Immunofluorescence was used to stain microglia and astrocytes in the substantia nigra of experimental mice. The main operation steps were as follows: 1. The collected mouse brain tissue was placed in 4% paraformaldehyde and placed in a refrigerator at 4°C for 24 hours. 2. 1X PB prepared with 20%, 30% sucrose, dehydrated for 24 hours in turn; 3. Dehydrated brain tissue frozen section processing, adjusted to 30 μm thickness, oven at 37 °C overnight, and stored at -20 °C; 4. 60 °C before staining Bake for 2 hours, 5. Wash 3 times with PBS, 5 minutes each; 6. Block with blocking solution, 37°C, 30 minutes; Wash twice with PBS, incubate with IBA-1/GFAP antibody (1:300) at 4°C overnight ; 7. Wash 3 times with PBS and incubate with homologous secondary antibody for 3 hours at room temperature; 7. After washing 3 times with PBS, seal the slides with fluorescent mounting fluid. Then observe and take pictures with a microscope. Fluorescence intensity was statistically analyzed with Image J software.

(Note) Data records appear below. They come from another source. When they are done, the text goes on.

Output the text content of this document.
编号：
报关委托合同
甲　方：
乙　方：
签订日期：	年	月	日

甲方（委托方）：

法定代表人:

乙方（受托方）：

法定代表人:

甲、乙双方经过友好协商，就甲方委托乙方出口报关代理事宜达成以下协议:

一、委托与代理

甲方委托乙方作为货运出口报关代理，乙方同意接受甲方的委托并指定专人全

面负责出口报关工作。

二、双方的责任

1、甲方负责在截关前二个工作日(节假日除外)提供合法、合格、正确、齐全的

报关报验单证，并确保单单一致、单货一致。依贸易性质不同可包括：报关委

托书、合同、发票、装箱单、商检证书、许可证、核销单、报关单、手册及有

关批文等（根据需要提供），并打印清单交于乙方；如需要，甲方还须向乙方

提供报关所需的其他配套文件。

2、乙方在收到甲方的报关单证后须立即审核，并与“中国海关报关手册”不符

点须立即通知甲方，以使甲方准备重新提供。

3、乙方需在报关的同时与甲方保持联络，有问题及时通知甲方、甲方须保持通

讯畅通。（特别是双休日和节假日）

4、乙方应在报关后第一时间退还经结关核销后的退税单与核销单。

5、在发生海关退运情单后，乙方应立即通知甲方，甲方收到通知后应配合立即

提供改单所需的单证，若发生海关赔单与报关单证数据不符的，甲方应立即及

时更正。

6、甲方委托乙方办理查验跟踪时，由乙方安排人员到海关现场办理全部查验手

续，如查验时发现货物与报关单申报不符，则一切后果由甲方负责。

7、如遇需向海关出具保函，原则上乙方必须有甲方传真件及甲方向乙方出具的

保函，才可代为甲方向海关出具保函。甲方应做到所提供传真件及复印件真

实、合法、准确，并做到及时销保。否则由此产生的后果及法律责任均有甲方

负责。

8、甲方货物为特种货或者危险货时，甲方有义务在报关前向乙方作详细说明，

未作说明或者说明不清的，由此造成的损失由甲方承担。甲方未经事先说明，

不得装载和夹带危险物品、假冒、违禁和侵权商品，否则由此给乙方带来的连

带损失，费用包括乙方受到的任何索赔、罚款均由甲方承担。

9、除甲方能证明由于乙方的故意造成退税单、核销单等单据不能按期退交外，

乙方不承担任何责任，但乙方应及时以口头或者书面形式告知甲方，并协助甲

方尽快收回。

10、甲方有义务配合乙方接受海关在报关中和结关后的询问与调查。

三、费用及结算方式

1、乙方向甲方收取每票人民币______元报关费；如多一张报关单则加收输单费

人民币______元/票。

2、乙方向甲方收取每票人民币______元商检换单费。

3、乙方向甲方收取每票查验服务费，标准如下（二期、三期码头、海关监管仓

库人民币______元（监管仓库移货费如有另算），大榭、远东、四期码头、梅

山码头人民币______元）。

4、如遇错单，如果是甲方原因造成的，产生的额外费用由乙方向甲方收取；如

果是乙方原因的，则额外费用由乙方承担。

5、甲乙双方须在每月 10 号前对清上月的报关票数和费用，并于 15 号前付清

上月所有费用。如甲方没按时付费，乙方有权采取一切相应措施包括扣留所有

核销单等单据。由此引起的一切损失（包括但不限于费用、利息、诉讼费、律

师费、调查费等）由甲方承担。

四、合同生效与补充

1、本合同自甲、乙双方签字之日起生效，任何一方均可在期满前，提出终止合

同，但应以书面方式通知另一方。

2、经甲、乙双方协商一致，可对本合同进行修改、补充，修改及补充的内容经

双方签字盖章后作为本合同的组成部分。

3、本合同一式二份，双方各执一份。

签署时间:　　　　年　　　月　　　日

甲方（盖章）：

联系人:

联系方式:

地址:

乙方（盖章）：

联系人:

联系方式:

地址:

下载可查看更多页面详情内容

Using CD44 antibody (Anti-CD44), it was injected into mouse cortex by brain stereotaxic technique. After the mice recovered, the Parkinson's model was established by intraperitoneal injection of the neurotoxin MPTP (Figure 1A). The study found that CD44 antibody can significantly alleviate the motor dysfunction of Parkinson's model mice, such as the time of turning stick was significantly longer than that of the control MPTP group (Fig. 1B), the resting time in the tail suspension experiment was shorter than that of the control MPTP group (Fig. Rod time was reduced compared to the control MPTP group (Fig. 1D) as well as improved MPTP-induced olfactory dysfunction (Fig. 1D). The results of histomorphological analysis showed that the expression of tyrosine hydroxylase (TH) in the substantia nigra of the Parkinson's model mice was significantly reduced, while the expression of TH could be significantly increased by antibody treatment, indicating the number of dopaminergic neurons recovered (Fig. 2A,B). To further confirm the above results, the expression of TH protein was detected by western blot, and it was found that MPTP treatment resulted in a significant decrease in the amount of TH protein, and treatment with this antibody reversed this downward trend (Fig. 2C). In addition, immunofluorescence analysis showed that MPTP-induced neuroinflammation in the substantia nigra was significantly improved after antibody treatment, which was manifested by ionized calcium binding adapter molecule 1, IBA-1) (Fig. 3A, B) and glial fibrillary acidic protein (glial fibrillary acidic protein), a marker of astrocyte activation acidic protein, GFAP) (Fig. 3C,D).

Claims

Application of a CD44 antibody in the preparation of a drug for treating Parkinson's disease.
The application of the CD44 antibody according to claim 1 in the preparation of a medicine for treating Parkinson's disease, characterized in that: in the preparation of preventing Parkinson's disease by relieving motor dysfunction, improving MPTP-induced olfactory dysfunction, and increasing the expression of TH Pharmacological application of Kinsen's disease.